Former president Jiang Zemin, 86, his hair dyed walnut brown, shook hands with other comrades and smiled as he entered ahead of the rest of China's core leadership, including Xi Jinping, the anointed next party general secretary and president.
The procession unambiguously validated Jiang's position at the pinnacle of China's politics, and he has worked assiduously to make sure his influence will be felt throughout the next leadership, which will be unveiled publicly on Thursday.
"He's still very much the power behind the throne," said Hong Kong-based China expert Willy Lam, who has written a book on Jiang.
As China undergoes its current leadership transition, Jiang has emerged as a critical power broker whose behind-the-scenes influence brings fresh uncertainty, and could hobble the new ruling elite's attempts to pursue reforms.

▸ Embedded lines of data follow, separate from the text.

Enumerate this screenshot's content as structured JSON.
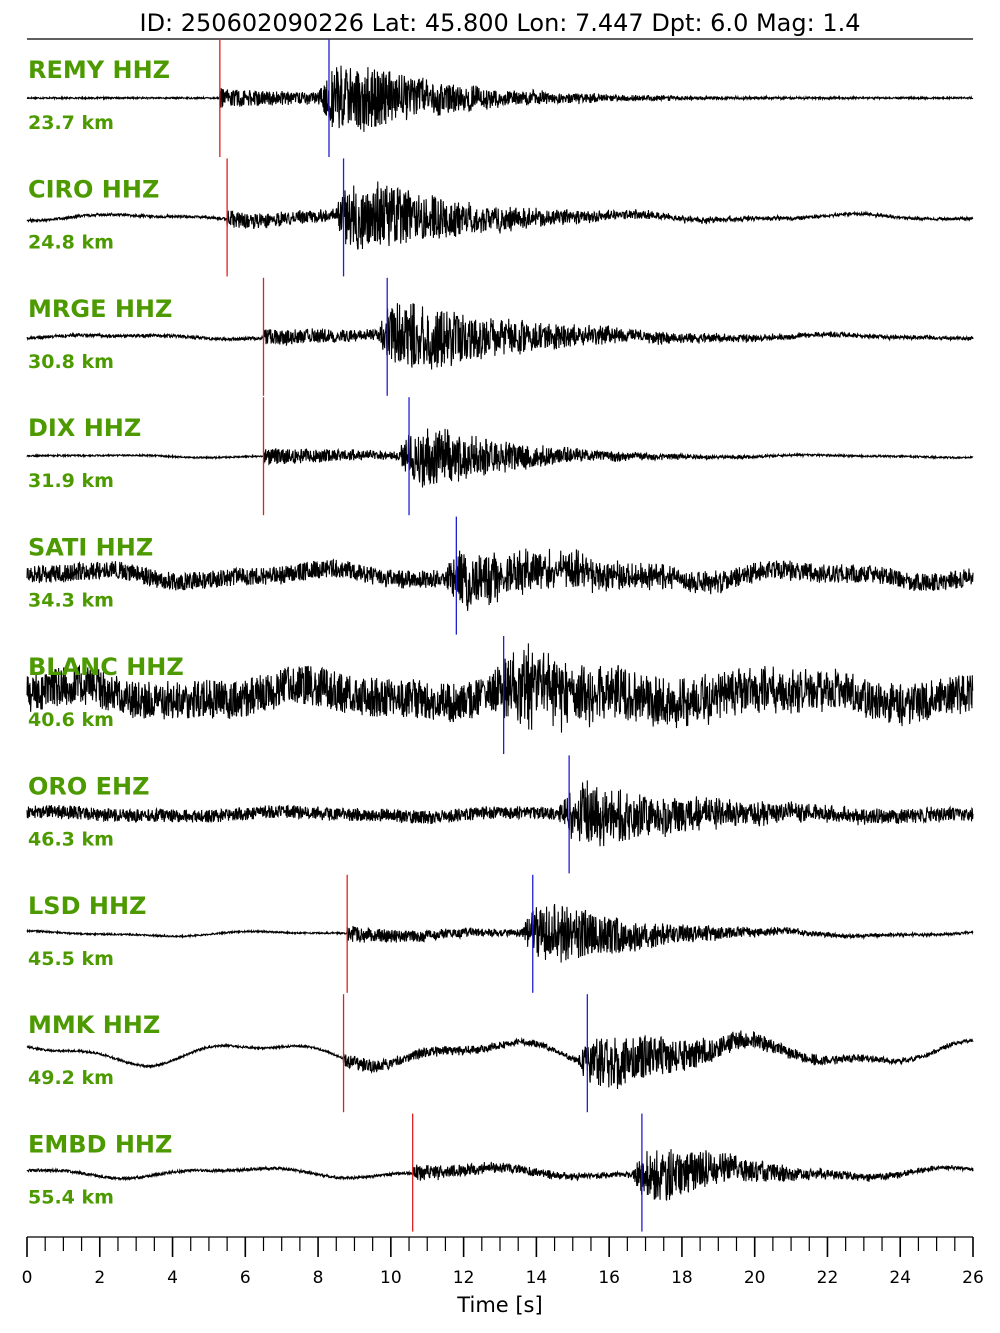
{
  "chart_data": {
    "type": "line",
    "title": "ID: 250602090226 Lat:  45.800 Lon:   7.447 Dpt:     6.0 Mag:   1.4",
    "xlabel": "Time [s]",
    "xlim": [
      0,
      26
    ],
    "xticks": [
      "0",
      "2",
      "4",
      "6",
      "8",
      "10",
      "12",
      "14",
      "16",
      "18",
      "20",
      "22",
      "24",
      "26"
    ],
    "minor_tick_step": 0.5,
    "grid": false,
    "label_color": "#4c9a00",
    "trace_color": "#000000",
    "p_pick_color": "#e02020",
    "s_pick_color": "#2020d0",
    "stations": [
      {
        "name": "REMY HHZ",
        "distance": "23.7 km",
        "p": 5.3,
        "s": 8.3,
        "noise": 0.03,
        "amp": 1.0,
        "dur": 9,
        "drift": 0.0
      },
      {
        "name": "CIRO HHZ",
        "distance": "24.8 km",
        "p": 5.5,
        "s": 8.7,
        "noise": 0.05,
        "amp": 0.95,
        "dur": 10,
        "drift": 0.12
      },
      {
        "name": "MRGE HHZ",
        "distance": "30.8 km",
        "p": 6.5,
        "s": 9.9,
        "noise": 0.06,
        "amp": 0.9,
        "dur": 11,
        "drift": 0.08
      },
      {
        "name": "DIX HHZ",
        "distance": "31.9 km",
        "p": 6.5,
        "s": 10.5,
        "noise": 0.03,
        "amp": 0.9,
        "dur": 8,
        "drift": 0.05
      },
      {
        "name": "SATI HHZ",
        "distance": "34.3 km",
        "p": null,
        "s": 11.8,
        "noise": 0.35,
        "amp": 0.75,
        "dur": 10,
        "drift": 0.25
      },
      {
        "name": "BLANC HHZ",
        "distance": "40.6 km",
        "p": null,
        "s": 13.1,
        "noise": 0.75,
        "amp": 0.8,
        "dur": 12,
        "drift": 0.35
      },
      {
        "name": "ORO EHZ",
        "distance": "46.3 km",
        "p": null,
        "s": 14.9,
        "noise": 0.25,
        "amp": 0.8,
        "dur": 10,
        "drift": 0.1
      },
      {
        "name": "LSD HHZ",
        "distance": "45.5 km",
        "p": 8.8,
        "s": 13.9,
        "noise": 0.03,
        "amp": 0.85,
        "dur": 9,
        "drift": 0.1
      },
      {
        "name": "MMK HHZ",
        "distance": "49.2 km",
        "p": 8.7,
        "s": 15.4,
        "noise": 0.04,
        "amp": 0.75,
        "dur": 10,
        "drift": 0.45
      },
      {
        "name": "EMBD HHZ",
        "distance": "55.4 km",
        "p": 10.6,
        "s": 16.9,
        "noise": 0.05,
        "amp": 0.8,
        "dur": 8,
        "drift": 0.2
      }
    ]
  }
}
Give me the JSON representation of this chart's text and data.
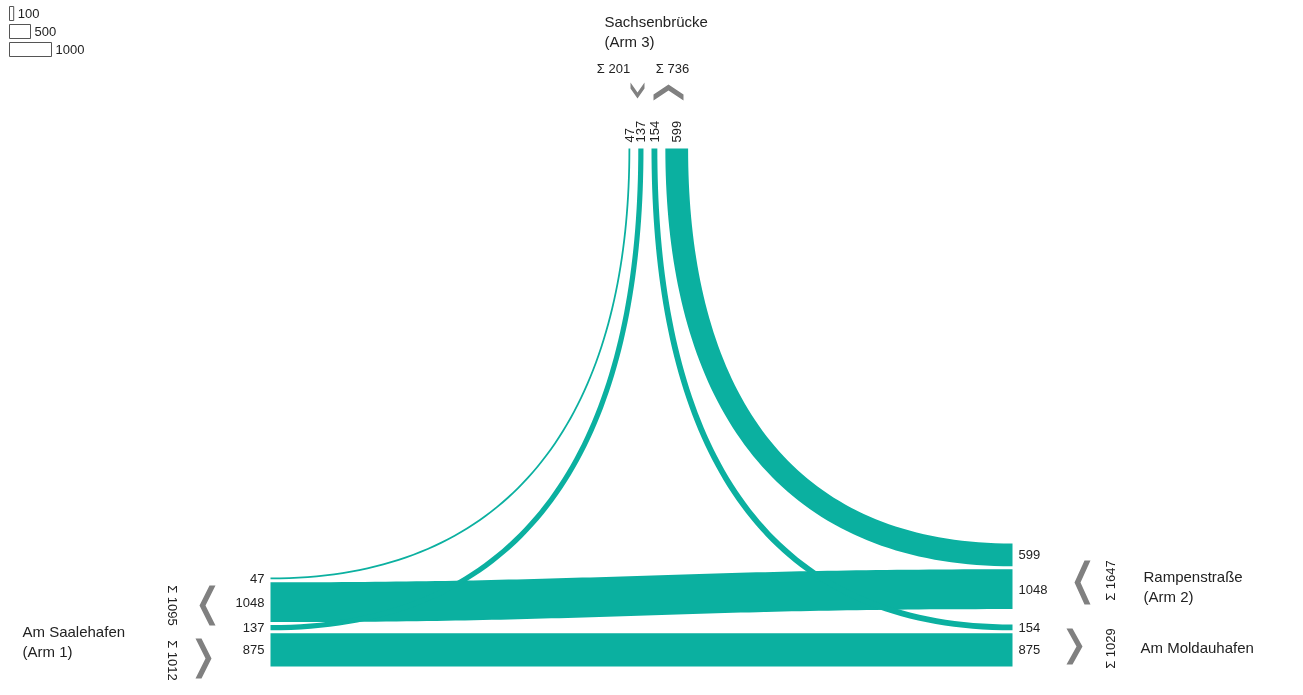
{
  "chart_data": {
    "type": "other",
    "categories": [
      "Am Saalehafen\n(Arm 1)",
      "Rampenstraße\n(Arm 2)",
      "Sachsenbrücke\n(Arm 3)",
      "Am Moldauhafen"
    ],
    "series": [
      {
        "color": "#0bb0a0",
        "values": [
          47,
          null,
          47,
          null
        ]
      },
      {
        "color": "#0bb0a0",
        "values": [
          1048,
          1048,
          null,
          null
        ]
      },
      {
        "color": "#0bb0a0",
        "values": [
          137,
          null,
          137,
          null
        ]
      },
      {
        "color": "#0bb0a0",
        "values": [
          875,
          null,
          null,
          875
        ]
      },
      {
        "color": "#0bb0a0",
        "values": [
          null,
          null,
          154,
          154
        ]
      },
      {
        "color": "#0bb0a0",
        "values": [
          null,
          599,
          599,
          null
        ]
      }
    ],
    "data_labels": true,
    "totals": [
      "Σ 1095",
      "Σ 1012",
      "Σ 1647",
      "Σ 201",
      "Σ 736",
      "Σ 1029"
    ],
    "annotations": [
      "100",
      "500",
      "1000"
    ]
  }
}
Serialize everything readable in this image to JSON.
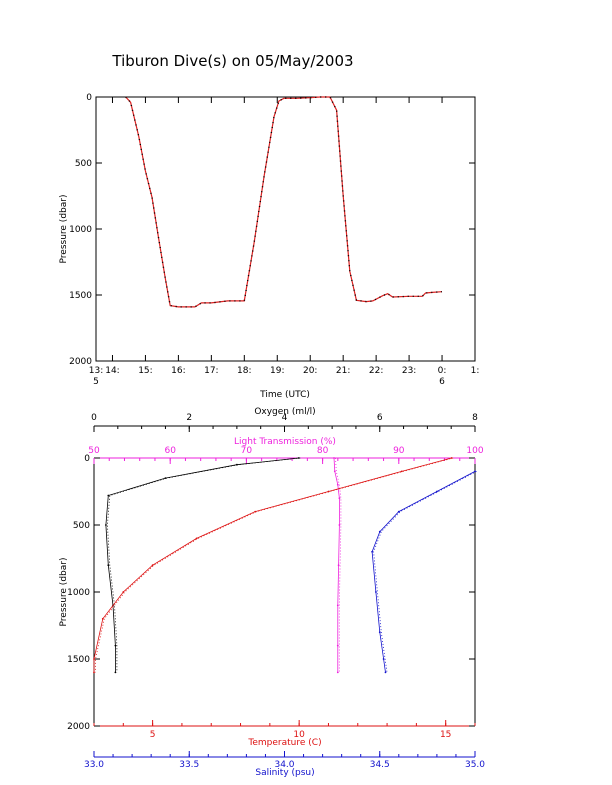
{
  "title": "Tiburon Dive(s) on 05/May/2003",
  "colors": {
    "axis": "#000000",
    "track": "#dd2222",
    "oxygen": "#000000",
    "light": "#ee22dd",
    "temperature": "#dd1111",
    "salinity": "#1111cc"
  },
  "chart_data": [
    {
      "type": "line",
      "xlabel": "Time (UTC)",
      "ylabel": "Pressure (dbar)",
      "xlim": [
        13.5,
        25
      ],
      "ylim": [
        2000,
        0
      ],
      "xtick_labels": [
        {
          "v": 13.5,
          "line1": "13:",
          "line2": "5"
        },
        {
          "v": 14,
          "line1": "14:",
          "line2": ""
        },
        {
          "v": 15,
          "line1": "15:",
          "line2": ""
        },
        {
          "v": 16,
          "line1": "16:",
          "line2": ""
        },
        {
          "v": 17,
          "line1": "17:",
          "line2": ""
        },
        {
          "v": 18,
          "line1": "18:",
          "line2": ""
        },
        {
          "v": 19,
          "line1": "19:",
          "line2": ""
        },
        {
          "v": 20,
          "line1": "20:",
          "line2": ""
        },
        {
          "v": 21,
          "line1": "21:",
          "line2": ""
        },
        {
          "v": 22,
          "line1": "22:",
          "line2": ""
        },
        {
          "v": 23,
          "line1": "23:",
          "line2": ""
        },
        {
          "v": 24,
          "line1": "0:",
          "line2": "6"
        },
        {
          "v": 25,
          "line1": "1:",
          "line2": ""
        }
      ],
      "yticks": [
        "0",
        "500",
        "1000",
        "1500",
        "2000"
      ],
      "series": [
        {
          "x": [
            14.4,
            14.55,
            14.8,
            15.0,
            15.2,
            15.4,
            15.6,
            15.75,
            16.0,
            16.3,
            16.5,
            16.7,
            17.0,
            17.5,
            18.0,
            18.3,
            18.6,
            18.9,
            19.05,
            19.2,
            19.6,
            20.0,
            20.3,
            20.6,
            20.8,
            21.0,
            21.2,
            21.4,
            21.7,
            21.9,
            22.2,
            22.35,
            22.5,
            23.0,
            23.4,
            23.5,
            23.7,
            24.0
          ],
          "y": [
            0,
            40,
            300,
            560,
            760,
            1070,
            1370,
            1580,
            1590,
            1590,
            1590,
            1560,
            1560,
            1545,
            1545,
            1100,
            600,
            150,
            30,
            10,
            10,
            5,
            0,
            0,
            100,
            750,
            1320,
            1540,
            1550,
            1545,
            1505,
            1490,
            1515,
            1510,
            1510,
            1485,
            1480,
            1475
          ]
        }
      ]
    },
    {
      "type": "scatter",
      "ylabel": "Pressure (dbar)",
      "ylim": [
        2000,
        0
      ],
      "yticks": [
        "0",
        "500",
        "1000",
        "1500",
        "2000"
      ],
      "axes": {
        "oxygen": {
          "label": "Oxygen (ml/l)",
          "range": [
            0,
            8
          ],
          "ticks": [
            "0",
            "2",
            "4",
            "6",
            "8"
          ]
        },
        "light": {
          "label": "Light Transmission (%)",
          "range": [
            50,
            100
          ],
          "ticks": [
            "50",
            "60",
            "70",
            "80",
            "90",
            "100"
          ]
        },
        "temperature": {
          "label": "Temperature (C)",
          "range": [
            3,
            16
          ],
          "ticks": [
            "5",
            "10",
            "15"
          ]
        },
        "salinity": {
          "label": "Salinity (psu)",
          "range": [
            33.0,
            35.0
          ],
          "ticks": [
            "33.0",
            "33.5",
            "34.0",
            "34.5",
            "35.0"
          ]
        }
      },
      "series": [
        {
          "name": "Oxygen (ml/l)",
          "x": [
            4.3,
            3.0,
            1.5,
            0.3,
            0.25,
            0.3,
            0.4,
            0.45,
            0.45
          ],
          "y": [
            0,
            50,
            150,
            280,
            500,
            800,
            1100,
            1400,
            1600
          ]
        },
        {
          "name": "Light Transmission (%)",
          "x": [
            81.5,
            81.6,
            82.0,
            82.2,
            82.2,
            82.1,
            82.0,
            82.0,
            82.0
          ],
          "y": [
            0,
            100,
            200,
            300,
            500,
            800,
            1100,
            1400,
            1600
          ]
        },
        {
          "name": "Temperature (C)",
          "x": [
            15.2,
            13.5,
            11.0,
            8.5,
            6.5,
            5.0,
            4.0,
            3.3,
            3.0,
            3.0
          ],
          "y": [
            0,
            100,
            250,
            400,
            600,
            800,
            1000,
            1200,
            1500,
            1600
          ]
        },
        {
          "name": "Salinity (psu)",
          "x": [
            35.0,
            34.8,
            34.6,
            34.5,
            34.46,
            34.48,
            34.5,
            34.52,
            34.53
          ],
          "y": [
            100,
            250,
            400,
            550,
            700,
            1000,
            1300,
            1500,
            1600
          ]
        }
      ]
    }
  ]
}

Part of the motivation for his deep involvement in China's imminent leadership transition, party insiders said, is personal. He wants to make sure his two sons, both of whom are successful businessmen, are protected at a time of enhanced scrutiny of the wealth accummlated by the families of the country's top leadership.
Details of Jiang's backroom dealings also reveal, sources said, his complicated relationship with Hu. They are not all-out rivals, but neither are they firm poltical allies.
Earlier this year, Jiang was instrumental in the demotion of Ling Jihua, one of Hu's closest allies, after reports that Ling's son was killed in a car crash involving a luxury sports car in March, sources said.
"Jiang asked Hu whether Ling Jihua was still fit to be director of the (party Central Committee's) General Office after the accident," one source told Reuters, referring to the key role overseeing logistics and liaising with senior leaders.
"Ling Jihua was demoted after that."
Jiang has immersed himself in high level politics with renewed and surprising vigour this year after several relatively quiet years since the previous party congress in 2007.
Last year, rumours swirled that he was seriously ill, and a Hong Kong television station reported that he had died.
In recent months his public appearances have been select but poignant, including a Johann Strauss musical performance at Beijing's National theatre in September. Overall, in the past year, there have been more public Jiang sightings than at any point since his retirement.